Stroking Edward’s ears, crushing the cigar, finishing the last dram of Scotch and listening a moment longer to those sounds of the night, I come to a realization: I didn’t take a turn wrong at all this day.  Not one.


Today’s Route:  CA 49 South to Jackson.  Return:  49 north to Plymouth.  East on Shenandoah Valley Road; east on Fiddletown Road; east on Shake Ridge Road.  Then west-southwest on Shake Ridge; right at sign for Volcano; east to Sutter Creek; north on 49.


Mel and Faye’s in Jackson, CA:

Fiddletown (Amador County) CA:

© 2012
Church of the Open Road Press


  1. Sounds like an awesome trip. It also sounds like the way I tend to navigate from point A to point B, much to my wife's chagrin.

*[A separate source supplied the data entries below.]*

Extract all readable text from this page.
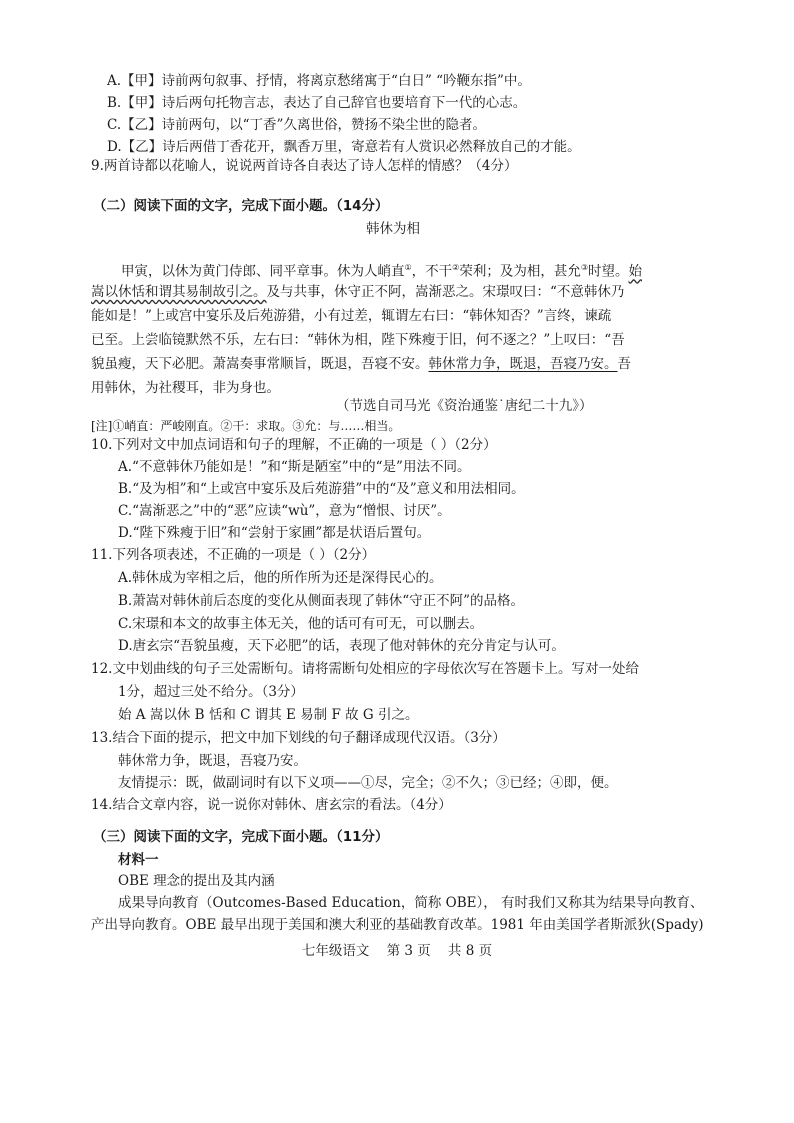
A.【甲】诗前两句叙事、抒情，将离京愁绪寓于“白日” “吟鞭东指”中。
B.【甲】诗后两句托物言志，表达了自己辞官也要培育下一代的心志。
C.【乙】诗前两句，以“丁香”久离世俗，赞扬不染尘世的隐者。
D.【乙】诗后两借丁香花开，飘香万里，寄意若有人赏识必然释放自己的才能。
9.两首诗都以花喻人，说说两首诗各自表达了诗人怎样的情感？（4分）
（二）阅读下面的文字，完成下面小题。（14分）
韩休为相
甲寅，以休为黄门侍郎、同平章事。休为人峭直①，不干②荣利；及为相，甚允③时望。始
嵩以休恬和谓其易制故引之。及与共事，休守正不阿，嵩渐恶之。宋璟叹曰：“不意韩休乃
能如是！”上或宫中宴乐及后苑游猎，小有过差，辄谓左右曰：“韩休知否？”言终，谏疏
已至。上尝临镜默然不乐，左右曰：“韩休为相，陛下殊瘦于旧，何不逐之？”上叹曰：“吾
貌虽瘦，天下必肥。萧嵩奏事常顺旨，既退，吾寝不安。韩休常力争，既退，吾寝乃安。吾
用韩休，为社稷耳，非为身也。
（节选自司马光《资治通鉴˙唐纪二十九》）
[注]①峭直：严峻刚直。②干：求取。③允：与……相当。
10.下列对文中加点词语和句子的理解，不正确的一项是（ ）（2分）
A.“不意韩休乃能如是！”和“斯是陋室”中的“是”用法不同。
B.“及为相”和“上或宫中宴乐及后苑游猎”中的“及”意义和用法相同。
C.“嵩渐恶之”中的“恶”应读“wù”，意为“憎恨、讨厌”。
D.“陛下殊瘦于旧”和“尝射于家圃”都是状语后置句。
11.下列各项表述，不正确的一项是（ ）（2分）
A.韩休成为宰相之后，他的所作所为还是深得民心的。
B.萧嵩对韩休前后态度的变化从侧面表现了韩休“守正不阿”的品格。
C.宋璟和本文的故事主体无关，他的话可有可无，可以删去。
D.唐玄宗“吾貌虽瘦，天下必肥”的话，表现了他对韩休的充分肯定与认可。
12.文中划曲线的句子三处需断句。请将需断句处相应的字母依次写在答题卡上。写对一处给
1分，超过三处不给分。（3分）
始 A 嵩以休 B 恬和 C 谓其 E 易制 F 故 G 引之。
13.结合下面的提示，把文中加下划线的句子翻译成现代汉语。（3分）
韩休常力争，既退，吾寝乃安。
友情提示：既，做副词时有以下义项——①尽，完全；②不久；③已经；④即，便。
14.结合文章内容，说一说你对韩休、唐玄宗的看法。（4分）
（三）阅读下面的文字，完成下面小题。（11分）
材料一
OBE 理念的提出及其内涵
成果导向教育（Outcomes-Based Education，简称 OBE）， 有时我们又称其为结果导向教育、
产出导向教育。OBE 最早出现于美国和澳大利亚的基础教育改革。1981 年由美国学者斯派狄(Spady)
七年级语文    第 3 页    共 8 页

  2. I must have the same disease, cuz that's one of my favorite Saturday morning activities. Go for a ride, stop for a nice breakfast, go explore some new or old twisties. About to do it again.

  3. Sometimes, when I want to make a loop I will take Shenandoah Rd. out and then Ostrom Rd. over to Fiddletown, and back to Plymouth. That makes a real nice loop, if you are just on a short ride. I have used that on poker runs.

  4. Thanks, Anonymous: Checking the map just now, I see that the Ostrom Road you mention would have done the job; as would a combination of Tyler and Lawrence Roads - which would've taken me to Mt Aukum. And, from there, I coulda found my way over to Highway 50.